As a reader and viewer, I rarely shy away from content displaying violence, cruelty, or explicit sex. As long as the action advances the plot and remains authentic to the setting and circumstances of the story, it’s acceptable.

However, as a writer, I’m squeamish about it.

I’ve read four of the books from George R.R. Martin’s A Song of Fire and Ice sequence and have watched every episode of Game of Thrones. I’m a huge fan of Netflix’s House of Cards and Orange is the New Black; and, I am anxiously awaiting the next season of Peaky Blinders.

Diana Gabaldon became one of my favorite authors after I read The Scottish Prisoner, and I watched most of the Outlander series on Starz. I can read all of that and watch all of that, but I just can’t write about it.

From researching the historical background for my novel Hattie’s Place, I became aware of the gritty features of life in the South at the turn of the twentieth century. Those included vigilantism, lynching, murder, demagoguery, disenfranchisement by sex and race, poverty,disease, and illiteracy,to name a few. Any one of those conditions would provide ripe content for exploiting into juicy, page-turning narrative. But somehow, in Hattie’s Place I couldn’t persuade myself to get my hands dirty.

I’ve thought a lot about it and have concluded that there are several reasons for my reluctance to dig in and write more explicit scenes.

To start with, I’m a fledgling novelist and haven’t quite got my wings. As I mature as a writer, I’ll probably expand my range. But don’t expect to read about any steamy sexual encounters or stumble across any disemboweled corpses in my books just yet!

Writing historical fiction is a lonely endeavor. When I enter the world of the story I’m telling, I’m essentially alone, in a different time and place, with only my characters for company.

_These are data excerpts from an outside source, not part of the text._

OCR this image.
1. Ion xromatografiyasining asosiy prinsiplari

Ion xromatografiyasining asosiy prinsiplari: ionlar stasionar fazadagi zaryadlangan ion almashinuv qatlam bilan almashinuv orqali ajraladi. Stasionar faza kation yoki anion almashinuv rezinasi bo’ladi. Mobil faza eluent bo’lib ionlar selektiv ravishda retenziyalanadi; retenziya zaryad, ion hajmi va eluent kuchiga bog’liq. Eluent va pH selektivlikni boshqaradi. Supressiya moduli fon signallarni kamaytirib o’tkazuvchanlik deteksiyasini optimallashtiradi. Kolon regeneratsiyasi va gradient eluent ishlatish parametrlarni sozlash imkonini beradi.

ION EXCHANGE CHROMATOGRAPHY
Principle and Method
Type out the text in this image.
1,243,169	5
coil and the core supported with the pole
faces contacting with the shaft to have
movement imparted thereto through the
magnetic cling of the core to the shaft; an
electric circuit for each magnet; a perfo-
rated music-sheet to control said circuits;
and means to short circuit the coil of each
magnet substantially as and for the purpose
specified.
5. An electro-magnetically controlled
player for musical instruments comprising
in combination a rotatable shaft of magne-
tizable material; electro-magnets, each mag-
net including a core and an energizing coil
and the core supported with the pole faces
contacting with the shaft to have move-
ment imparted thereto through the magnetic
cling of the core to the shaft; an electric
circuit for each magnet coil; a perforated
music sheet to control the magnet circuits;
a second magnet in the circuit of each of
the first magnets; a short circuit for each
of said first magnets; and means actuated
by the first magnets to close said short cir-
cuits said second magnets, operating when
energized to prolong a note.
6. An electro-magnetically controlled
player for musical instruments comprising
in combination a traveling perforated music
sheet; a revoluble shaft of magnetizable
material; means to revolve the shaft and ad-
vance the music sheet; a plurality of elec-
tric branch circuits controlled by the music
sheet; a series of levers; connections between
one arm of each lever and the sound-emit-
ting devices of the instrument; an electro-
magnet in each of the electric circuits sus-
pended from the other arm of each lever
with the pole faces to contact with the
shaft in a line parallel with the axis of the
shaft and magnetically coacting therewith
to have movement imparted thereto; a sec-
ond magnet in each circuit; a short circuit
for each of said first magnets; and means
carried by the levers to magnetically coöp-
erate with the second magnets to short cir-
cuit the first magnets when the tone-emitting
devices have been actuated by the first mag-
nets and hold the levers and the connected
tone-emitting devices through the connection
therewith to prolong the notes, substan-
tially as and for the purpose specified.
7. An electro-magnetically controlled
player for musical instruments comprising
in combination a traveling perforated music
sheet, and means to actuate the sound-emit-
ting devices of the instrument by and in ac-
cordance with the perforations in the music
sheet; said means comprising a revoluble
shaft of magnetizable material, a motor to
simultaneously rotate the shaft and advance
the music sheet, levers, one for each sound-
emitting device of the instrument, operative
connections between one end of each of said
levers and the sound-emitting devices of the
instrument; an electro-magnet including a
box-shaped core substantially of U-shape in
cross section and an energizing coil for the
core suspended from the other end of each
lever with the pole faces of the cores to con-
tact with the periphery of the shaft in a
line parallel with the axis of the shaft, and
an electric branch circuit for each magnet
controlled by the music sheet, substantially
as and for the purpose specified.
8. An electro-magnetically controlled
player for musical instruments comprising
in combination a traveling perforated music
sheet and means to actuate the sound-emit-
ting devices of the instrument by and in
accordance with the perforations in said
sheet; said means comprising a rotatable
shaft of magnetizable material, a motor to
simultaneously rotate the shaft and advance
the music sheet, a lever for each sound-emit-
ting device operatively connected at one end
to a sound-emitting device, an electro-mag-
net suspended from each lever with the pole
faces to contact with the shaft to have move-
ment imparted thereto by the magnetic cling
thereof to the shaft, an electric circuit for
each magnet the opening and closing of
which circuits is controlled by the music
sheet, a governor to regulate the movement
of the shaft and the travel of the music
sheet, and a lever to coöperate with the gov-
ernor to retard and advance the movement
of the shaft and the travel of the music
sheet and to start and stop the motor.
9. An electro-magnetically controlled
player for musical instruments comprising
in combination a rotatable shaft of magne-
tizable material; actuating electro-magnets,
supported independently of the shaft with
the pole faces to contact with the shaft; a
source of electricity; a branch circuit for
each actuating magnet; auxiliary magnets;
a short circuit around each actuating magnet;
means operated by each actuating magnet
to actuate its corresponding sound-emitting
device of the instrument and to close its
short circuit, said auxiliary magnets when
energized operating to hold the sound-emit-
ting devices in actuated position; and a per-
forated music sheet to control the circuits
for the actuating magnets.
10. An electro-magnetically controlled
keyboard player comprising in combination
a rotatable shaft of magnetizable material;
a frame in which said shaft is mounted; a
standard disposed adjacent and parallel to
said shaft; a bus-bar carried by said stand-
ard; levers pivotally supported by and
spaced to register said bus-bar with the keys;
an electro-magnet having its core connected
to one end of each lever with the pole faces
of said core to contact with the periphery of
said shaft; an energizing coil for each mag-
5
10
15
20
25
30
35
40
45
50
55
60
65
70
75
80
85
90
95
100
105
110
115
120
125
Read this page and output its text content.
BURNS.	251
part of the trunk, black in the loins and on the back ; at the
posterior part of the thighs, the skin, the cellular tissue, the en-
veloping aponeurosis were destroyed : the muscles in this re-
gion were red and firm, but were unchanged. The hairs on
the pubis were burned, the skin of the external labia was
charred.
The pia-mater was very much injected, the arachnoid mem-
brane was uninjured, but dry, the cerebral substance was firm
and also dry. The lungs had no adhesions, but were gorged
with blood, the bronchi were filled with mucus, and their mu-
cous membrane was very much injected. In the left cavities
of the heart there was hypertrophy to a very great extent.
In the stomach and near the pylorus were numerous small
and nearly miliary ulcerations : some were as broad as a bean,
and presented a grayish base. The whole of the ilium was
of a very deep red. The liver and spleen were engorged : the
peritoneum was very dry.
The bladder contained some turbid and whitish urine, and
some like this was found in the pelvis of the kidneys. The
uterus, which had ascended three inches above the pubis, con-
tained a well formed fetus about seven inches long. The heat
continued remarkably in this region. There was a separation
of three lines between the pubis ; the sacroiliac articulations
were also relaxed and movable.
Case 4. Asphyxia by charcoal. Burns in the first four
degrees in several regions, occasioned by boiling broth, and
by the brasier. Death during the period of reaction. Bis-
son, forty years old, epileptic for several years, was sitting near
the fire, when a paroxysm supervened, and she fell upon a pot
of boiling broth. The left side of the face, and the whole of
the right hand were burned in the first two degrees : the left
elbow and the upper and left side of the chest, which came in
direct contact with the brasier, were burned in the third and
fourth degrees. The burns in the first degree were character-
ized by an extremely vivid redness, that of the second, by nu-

Whatever happens to my characters, I must experience vicariously in order to write about it. If I allow one of them to become physically dismembered, I have to understand what it looks like and feels like to lose a limb.

If I subject another to the experience of a senseless loss or to suffer oppressive conditions, I will live through their grief and trials as I write the scenes for it.

That can be a real downer! I suppose more experienced authors have learned to detach themselves  from particularly graphic scenes after they write them, much like a surgeon can cut through the tissue and bone of a patient, and then go out and eat a steak for dinner.

But I can’t do that yet.

Another reason I shy away from writing “blood and guts” narrative is that I’m much more of a character-driven writer than an action-driven one. That’s something I want to work on, because I think that a really good story contains a well-developed character emotional plot line as well as a dramatic action plot line.

In my next book, I want to expand my range as a writer by testing Hattie’s character. I’ll cast her into uncharted waters where she encounters people and ideas that challenge her trust in the basic goodness of humankind.

I want to see how the homespun wisdom she’s always relied upon holds up.  “When adversity comes, you simply have to rise above it” and “You can attract more flies with honey than vinegar.”

Will Hattie sink or swim when confronted with the vicissitudes of life?

She may come out of her ordeals a bit waterlogged, but in the end, I’m betting that she will survive and be stronger.

When I complete my next novel, my goal is that both Hattie and I will have grown and matured and that my readers will get a bit more action. But I’m afraid I’ll have to leave scenes like “The Red Wedding” to George R.R. Martin and stick to something much tamer.